MoR 03 - Günstlinge der Götter
er war ein direkter Nachfahr von Africanus und Paullus!«
Aber das machte die Sache nur noch schlimmer. Pompeius sprang auf. »Das hättest du nicht sagen sollen, Varro!« schrie er starr vor Zorn. »Ich weiß, was du meinst! Wie kommt ein normaler Sterblicher aus Picenum dazu, etwas zu wagen, das sich nicht einmal dieser blaublütige Halbgott getraut hat? Ich aber werde Konsul sein!«
Die Wirkung, welche die Vorgänge in jener Senatssitzung auf Varro gehabt hatten, war nichts im Vergleich zu der, die sie bei Marcus Licinius Crassus hinterließen. Er erhielt seinen Bericht von Caesar, der Quintus Arrius und die anderen senatorischen Legaten davon abgehalten hatte, Crassus sofort nach der Sitzung aufzusuchen. Bei Lucius Quinctius hatte ihn das allerdings einige Mühe gekostet.
»Laß mich es ihm erzählen«, bat Caesar. »Du bist einfach zu aufgebracht, und du wirst auch ihn aufbringen. Er aber muß Ruhe bewahren.«
»Wir haben nicht einmal eine Chance bekommen, unseren Teil zu sagen«, schrie Quinctius und schlug sich mit der Faust in die Handfläche. »Dieser Schwanz von einem Konsul hat nur unsere Gegner zu Wort kommen lassen, dann hat er die Sitzung geschlossen, bevor auch nur einer von uns reagieren konnte!«
»Ich weiß«, sagte Caesar geduldig. »Glaub mir, wir werden in der nächsten Sitzung zu Wort kommen. Orestes hat das Richtige getan. Alle waren ganz außer sich. Aber nächstes Mal gehört uns das Haus. Nichts ist entschieden! Also laß mich Crassus Bericht erstatten. Bitte!«
Die Legaten waren daraufhin widerwillig nach Hause gegangen, während Caesar raschen Schrittes zu Crassus’ Lager auf dem Marsfeld eilte. Die Nachricht von der Sitzung hatte sich in Windeseile herumgesprochen. Und als Caesar sich auf dem Weg zum Clivus Argentarius durch die Menge auf dem unteren Forum Romanum schob, schnappte er diverse Gesprächsfetzen auf, die alle von der Aussicht auf einen neuen Bürgerkrieg handelten. »Pompeius will Konsul werden, und der Senat will es nicht zulassen... Crassus wird sein Land nicht bekommen... Es ist höchste Zeit, daß Rom diesen überheblichen Feldherren endlich einmal die dringend notwendige Lektion erteilt... Dieser Pompeius ist schon ein toller Bursche... « und vieles mehr.
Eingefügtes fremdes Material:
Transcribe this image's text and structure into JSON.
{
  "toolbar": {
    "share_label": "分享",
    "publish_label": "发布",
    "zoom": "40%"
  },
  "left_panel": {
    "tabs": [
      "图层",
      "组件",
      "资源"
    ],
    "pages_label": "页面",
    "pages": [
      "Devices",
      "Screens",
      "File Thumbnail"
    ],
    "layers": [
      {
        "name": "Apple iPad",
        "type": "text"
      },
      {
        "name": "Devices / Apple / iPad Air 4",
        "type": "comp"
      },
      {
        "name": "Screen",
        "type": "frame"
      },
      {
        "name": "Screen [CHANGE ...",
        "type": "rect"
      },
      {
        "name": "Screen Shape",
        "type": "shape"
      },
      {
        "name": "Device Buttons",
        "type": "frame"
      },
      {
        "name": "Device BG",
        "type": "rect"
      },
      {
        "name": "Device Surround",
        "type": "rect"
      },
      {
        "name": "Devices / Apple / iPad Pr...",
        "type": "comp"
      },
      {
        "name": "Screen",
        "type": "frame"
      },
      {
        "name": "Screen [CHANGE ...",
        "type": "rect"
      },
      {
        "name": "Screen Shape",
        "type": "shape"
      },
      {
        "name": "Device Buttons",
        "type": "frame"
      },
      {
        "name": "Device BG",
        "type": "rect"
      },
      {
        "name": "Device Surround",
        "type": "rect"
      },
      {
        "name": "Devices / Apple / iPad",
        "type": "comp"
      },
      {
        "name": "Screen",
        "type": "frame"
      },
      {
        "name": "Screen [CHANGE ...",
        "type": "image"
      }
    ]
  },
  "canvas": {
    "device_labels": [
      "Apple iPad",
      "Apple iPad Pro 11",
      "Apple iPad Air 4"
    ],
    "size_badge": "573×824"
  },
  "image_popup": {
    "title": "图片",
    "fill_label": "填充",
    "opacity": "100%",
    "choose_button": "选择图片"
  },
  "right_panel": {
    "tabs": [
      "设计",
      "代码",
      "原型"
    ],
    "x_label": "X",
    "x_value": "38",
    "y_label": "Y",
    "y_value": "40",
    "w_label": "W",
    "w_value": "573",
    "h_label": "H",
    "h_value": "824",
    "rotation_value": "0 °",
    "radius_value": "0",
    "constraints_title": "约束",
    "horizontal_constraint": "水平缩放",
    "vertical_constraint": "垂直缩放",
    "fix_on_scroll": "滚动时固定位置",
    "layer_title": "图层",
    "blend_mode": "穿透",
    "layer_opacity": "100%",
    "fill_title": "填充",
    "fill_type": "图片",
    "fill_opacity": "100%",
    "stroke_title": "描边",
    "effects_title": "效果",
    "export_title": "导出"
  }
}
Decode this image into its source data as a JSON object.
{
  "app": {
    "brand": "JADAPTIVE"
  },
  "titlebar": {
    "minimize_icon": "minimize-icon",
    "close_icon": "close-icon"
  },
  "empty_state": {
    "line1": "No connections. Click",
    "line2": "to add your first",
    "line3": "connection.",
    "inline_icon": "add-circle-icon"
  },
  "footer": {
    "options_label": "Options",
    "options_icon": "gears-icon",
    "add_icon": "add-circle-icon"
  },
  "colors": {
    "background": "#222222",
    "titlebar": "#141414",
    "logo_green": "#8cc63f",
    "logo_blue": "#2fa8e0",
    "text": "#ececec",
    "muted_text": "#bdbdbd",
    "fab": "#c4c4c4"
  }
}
»So, jetzt bist du im Bilde«, schloß Caesar seinen Bericht.
Crassus hatte der kurzen, präzisen Schilderung der Ereignisse mit ausdruckslosem Gesicht gelauscht, und auch, als Caesars Bericht zu Ende war, blieb es maskenhaft. Eine ganze Weile blickte er schweigend durch den offenen Zelteingang auf die stille Pracht des Marsfelds hinaus. Schließlich wies er mit einer Handbewegung auf die Landschaft und sagte, ohne sich zu Caesar herumzudrehen: »Wie schön. Man sollte nicht glauben, daß sich nur eine Meile die Via Lata hinunter eine Jauchegrube wie Rom befindet.«
»Ja, es ist schön«, sagte Caesar aufrichtig.
»Und was hältst du von den weniger schönen Ereignissen, die sich heute morgen im Senat abgespielt haben?«
»Ich denke«, sagte Caesar ruhig, »daß uns Pompeius bei den Eiern hat.«
Dies rief ein Lächeln hervor, dem ein tonloses Lachen folgte.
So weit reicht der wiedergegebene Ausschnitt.